Postgraduate education faces unprecedented challenges, yet retains great strengths’
‘Postgraduate education faces unprecedented challenges, yet retains great strengths’
Launching the ‘International comparisons in postgraduate education’ report commissioned by HEFCE at the 2014 Vitae International Researcher Development Conference, UKCGE Vice Chair Gill Clarke concluded that ‘all countries included in the study exhibit strengths and challenges in their postgraduate education systems, which are influenced by country-specific contexts including history, traditions, geo-political priorities and economic circumstances.
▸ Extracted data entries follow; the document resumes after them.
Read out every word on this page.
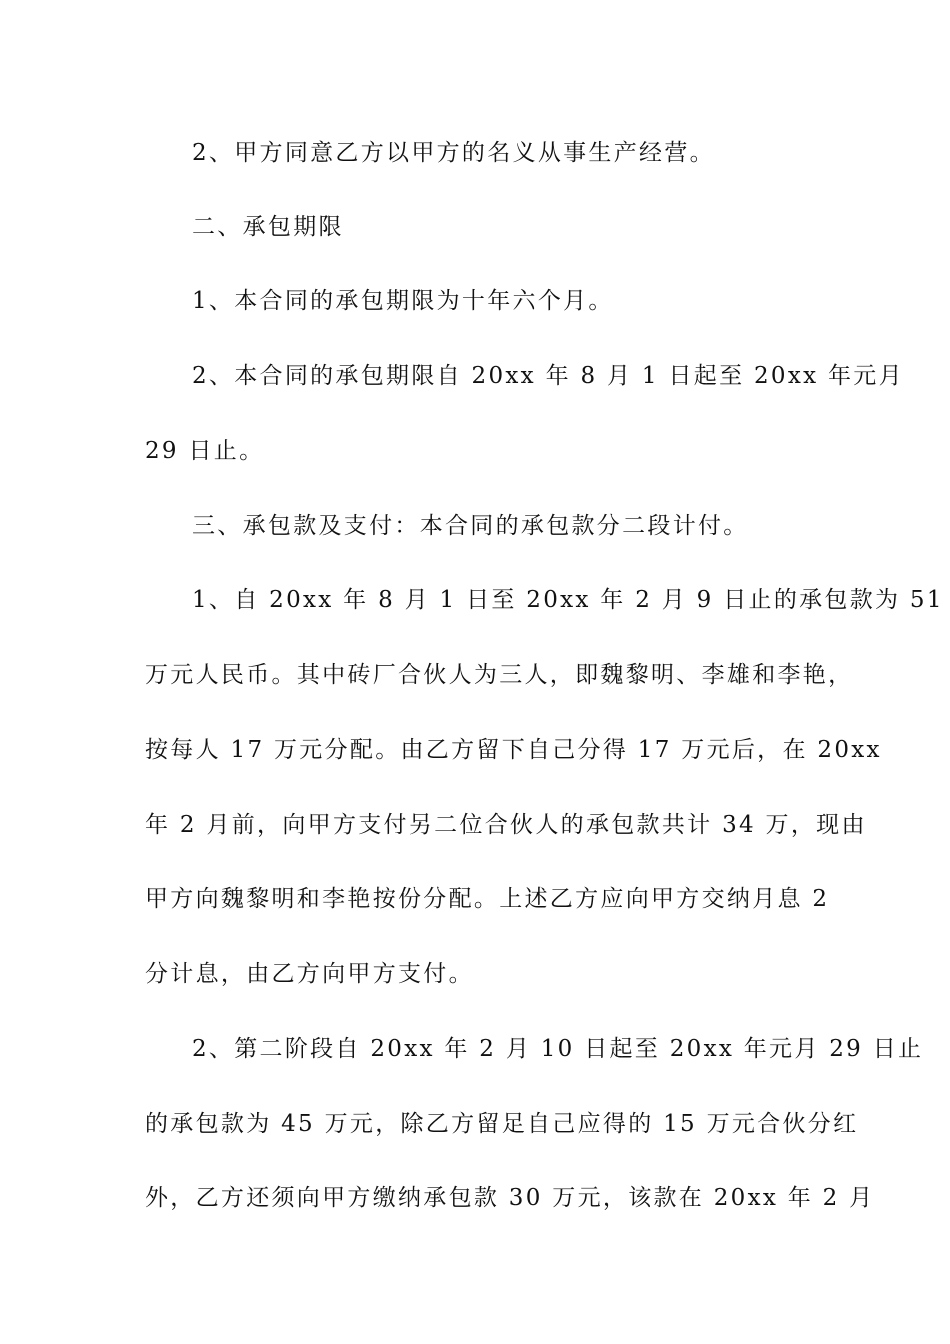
2、甲方同意乙方以甲方的名义从事生产经营。
二、承包期限
1、本合同的承包期限为十年六个月。
2、本合同的承包期限自 20xx 年 8 月 1 日起至 20xx 年元月
29 日止。
三、承包款及支付：本合同的承包款分二段计付。
1、自 20xx 年 8 月 1 日至 20xx 年 2 月 9 日止的承包款为 51
万元人民币。其中砖厂合伙人为三人，即魏黎明、李雄和李艳，
按每人 17 万元分配。由乙方留下自己分得 17 万元后，在 20xx
年 2 月前，向甲方支付另二位合伙人的承包款共计 34 万，现由
甲方向魏黎明和李艳按份分配。上述乙方应向甲方交纳月息 2
分计息，由乙方向甲方支付。
2、第二阶段自 20xx 年 2 月 10 日起至 20xx 年元月 29 日止
的承包款为 45 万元，除乙方留足自己应得的 15 万元合伙分红
外，乙方还须向甲方缴纳承包款 30 万元，该款在 20xx 年 2 月
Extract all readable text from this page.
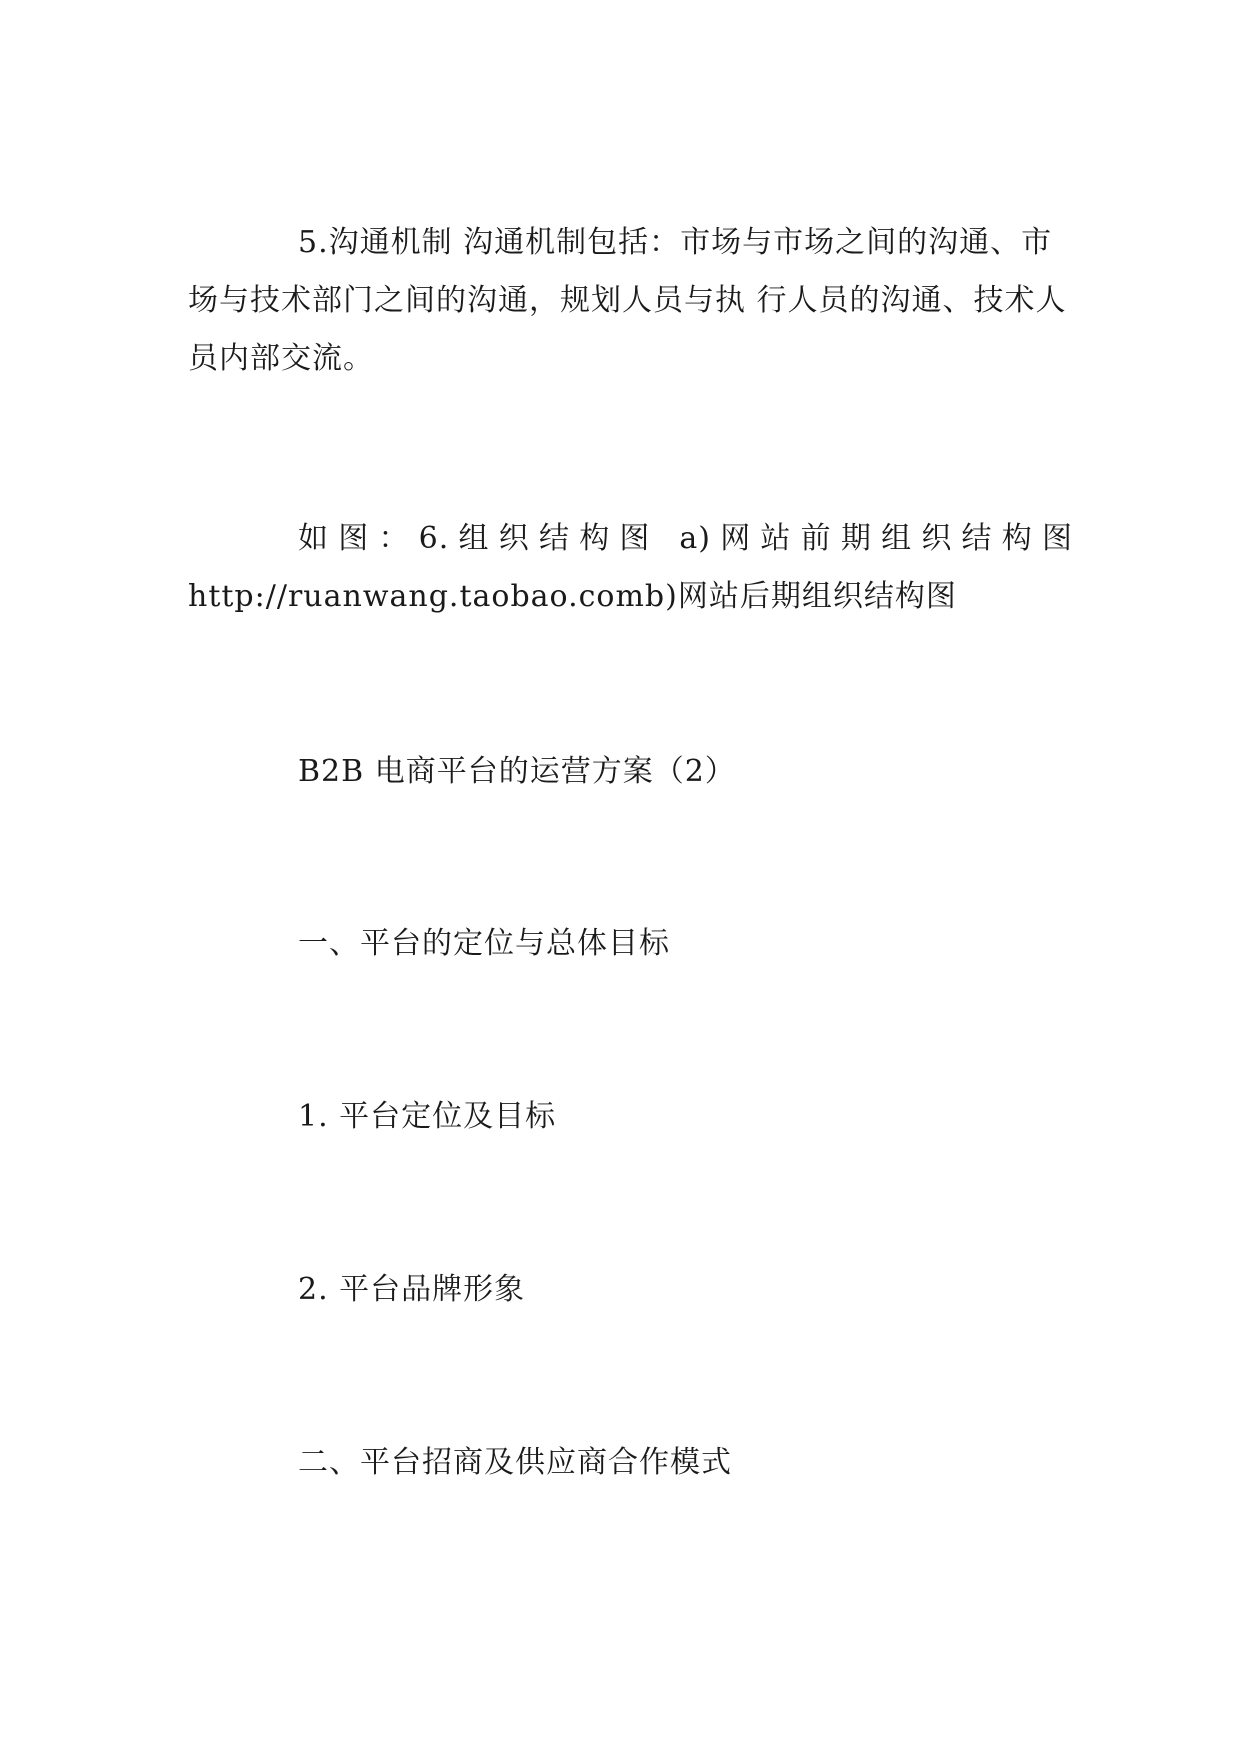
5.沟通机制 沟通机制包括：市场与市场之间的沟通、市场与技术部门之间的沟通，规划人员与执 行人员的沟通、技术人员内部交流。

如图：6.组织结构图 a)网站前期组织结构图 http://ruanwang.taobao.comb)网站后期组织结构图

B2B 电商平台的运营方案（2）

一、平台的定位与总体目标

1. 平台定位及目标

2. 平台品牌形象

二、平台招商及供应商合作模式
Exploring the three themes of quality, access and employment outcomes has demonstrated strengths such as high quality training and postgraduate achievements, together with national initiatives to address priorities such as access. Challenges faced by many countries include finding a balance between the demand for and supply of postgraduates and creating sustainable funding arrangements for postgraduate programmes’. In their research, Gill and her co-author, Professor Ingrid Lunt at the University of Oxford, compared postgraduate education in Australia, England, Germany, India, Norway, Scotland, Spain and the United States.
Gill said,
‘What stood out most was the similarity of the challenges faced globally in postgraduate education across the different countries, including whether numbers of graduates meet or exceed demand from the different perspectives of policy-makers, economists and also prospective graduates in each country. In our research, Ingrid and I found variation among countries in the extent to which postgraduates are valued, by employers and by society in general. For example in Germany and the United States, it is an expectation that those entering high level roles in industry and elsewhere, not just in academia, will be doctoral graduates.’
‘In the UK and in most countries, large numbers of students now embark on doctoral programmes with the specific aim of differentiating themselves in the job market and some of the evidence we refer to demonstrates to higher earnings for postgraduates overall. In parallel, some of our interviewees expressed concern about nurturing the next generation of academic staff in universities because of the shrinkage in academic positions available in universities.’
The purpose of the report is to explore the strengths and challenges of the various postgraduate education systems and to highlight initiatives that address a range of concerns.
The report will be presented at UKCGE’s International Conference on Developments in Doctoral Education and Training (ICDDET) in Oxford during March 2015.